Luisa Lopez, NASW’s director of human rights and international affairs, discussed “Advocating for Increased Reproductive Health Services: The Impact on the Family, Demographic Transition and a Sustainable Environment.”
Lopez said there is a severe lack of reproductive health services throughout the world and it results in poor health, higher maternal deaths and higher infant mortality rates.
“Access to reproductive health services is not only a basic human need, but it is also critical to the protection of a sustainable environment,” she said.
Lopez also said social workers can play a key role in promoting the importance of these critical health services, identified as a Millennium Development Goal of universal access to reproductive health by the U.N.

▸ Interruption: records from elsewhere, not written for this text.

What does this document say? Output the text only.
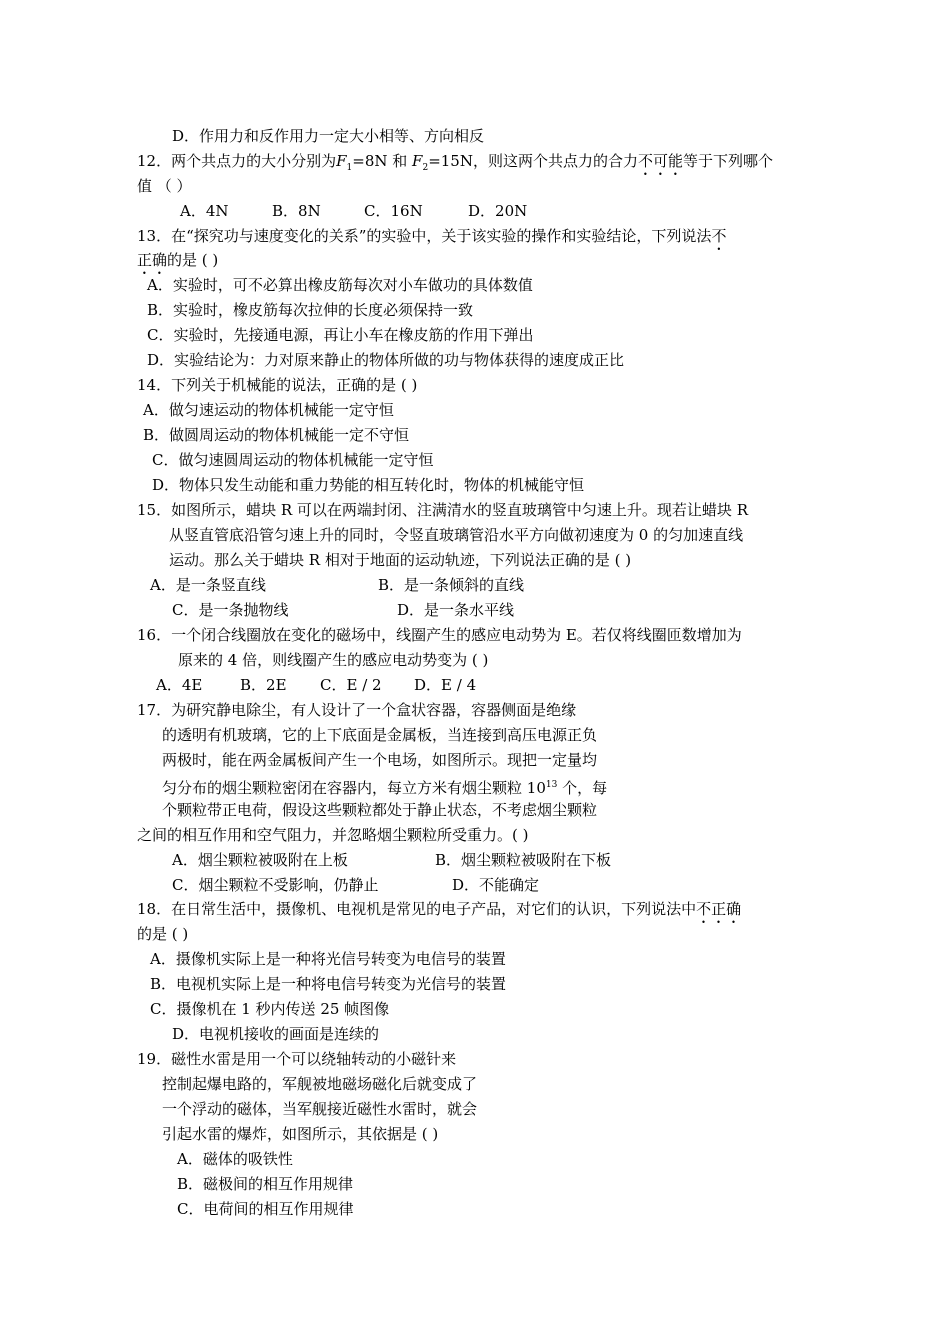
D．作用力和反作用力一定大小相等、方向相反
12．两个共点力的大小分别为$F_1=8N$ 和 $F_2=15N$，则这两个共点力的合力不可能等于下列哪个
值 （ ）
A．4N	B．8N	C．16N	D．20N
13．在“探究功与速度变化的关系”的实验中，关于该实验的操作和实验结论，下列说法不
正确的是 ( )
A．实验时，可不必算出橡皮筋每次对小车做功的具体数值
B．实验时，橡皮筋每次拉伸的长度必须保持一致
C．实验时，先接通电源，再让小车在橡皮筋的作用下弹出
D．实验结论为：力对原来静止的物体所做的功与物体获得的速度成正比
14．下列关于机械能的说法，正确的是 ( )
A．做匀速运动的物体机械能一定守恒
B．做圆周运动的物体机械能一定不守恒
C．做匀速圆周运动的物体机械能一定守恒
D．物体只发生动能和重力势能的相互转化时，物体的机械能守恒
15．如图所示，蜡块 R 可以在两端封闭、注满清水的竖直玻璃管中匀速上升。现若让蜡块 R
从竖直管底沿管匀速上升的同时，令竖直玻璃管沿水平方向做初速度为 0 的匀加速直线
运动。那么关于蜡块 R 相对于地面的运动轨迹，下列说法正确的是 ( )
A．是一条竖直线	B．是一条倾斜的直线
C．是一条抛物线	D．是一条水平线
16．一个闭合线圈放在变化的磁场中，线圈产生的感应电动势为 E。若仅将线圈匝数增加为
原来的 4 倍，则线圈产生的感应电动势变为 ( )
A．4E	B．2E C．E / 2 D．E / 4
17．为研究静电除尘，有人设计了一个盒状容器，容器侧面是绝缘
的透明有机玻璃，它的上下底面是金属板，当连接到高压电源正负
两极时，能在两金属板间产生一个电场，如图所示。现把一定量均
匀分布的烟尘颗粒密闭在容器内，每立方米有烟尘颗粒 $10^{13}$ 个，每
个颗粒带正电荷，假设这些颗粒都处于静止状态，不考虑烟尘颗粒
之间的相互作用和空气阻力，并忽略烟尘颗粒所受重力。( )
A．烟尘颗粒被吸附在上板	B．烟尘颗粒被吸附在下板
C．烟尘颗粒不受影响，仍静止	D．不能确定
18．在日常生活中，摄像机、电视机是常见的电子产品，对它们的认识，下列说法中不正确
的是 ( )
A．摄像机实际上是一种将光信号转变为电信号的装置
B．电视机实际上是一种将电信号转变为光信号的装置
C．摄像机在 1 秒内传送 25 帧图像
D．电视机接收的画面是连续的
19．磁性水雷是用一个可以绕轴转动的小磁针来
控制起爆电路的，军舰被地磁场磁化后就变成了
一个浮动的磁体，当军舰接近磁性水雷时，就会
引起水雷的爆炸，如图所示，其依据是 ( )
A．磁体的吸铁性
B．磁极间的相互作用规律
C．电荷间的相互作用规律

“Social workers have developed innovative approaches to advocacy, practice, research, policy and community and public health programs to promote strong reproductive health services,” she said.
Lopez noted that NASW initiated a project funded by the United Nations Foundation to build greater awareness of the need for more attention to maternal and reproductive health.
The conference was also an opportunity for NASW to further its collaboration with other countries, Lopez said.
NASW, as a member of the IFSW, participated in receptions with members of the Hong Kong Boys and Girls Club and the Hong Kong Social Work Association, Lopez noted. The association met with leaders of the Korea Association of Social Workers, including President Sung-Chul Cho, Past President Soung-Yee Kim and Secretary General Myung-Soon Won.
Rebecca Myers, director of external relations at NASW, and Robert Carter Arnold, director of the NASW Foundation, discussed “International Collaboration to Build Social Work Capacity: Improving Psychosocial Oncology Care in Hungary.”
Myers explained how NASW’s Social Workers Across Nations program works to assist social work in other countries. For example, SWAN recently developed a program to strengthen psychosocial oncology services in Hungary and the U.S. A poster session at the conference highlighted recent SWAN initiatives.
When the three main groups meet again 2012, they will deliver recommendations and draft a unified action plan that will be presented to the secretary general of the United Nations and individual countries.
In other global social work news, NASW Executive Director Clark and NASW President-Elect Jeane Anastas presented in July at Changing Health: Acting and Reacting, Challenges for Social Work Theory and Practice, a conference held in Dublin.
Anastas said the conference yielded exciting collaborations. “The plenary speakers were excellent and many individual speakers addressed inequities in health and behavioral health on a global scale,” said Anastas, a professor at the Silver School of Social Work at New York University. She presented on “Changing Knowledge for Changing Health: Epistemologies for Social Work Research.”
Clark’s presentation was titled “Why Do We Need Social Workers Now?” She explained the many challenges facing the profession in the U.S. and what is being done to address them.
“NASW was well represented,” she noted, “with a large contingent of members in Dublin.”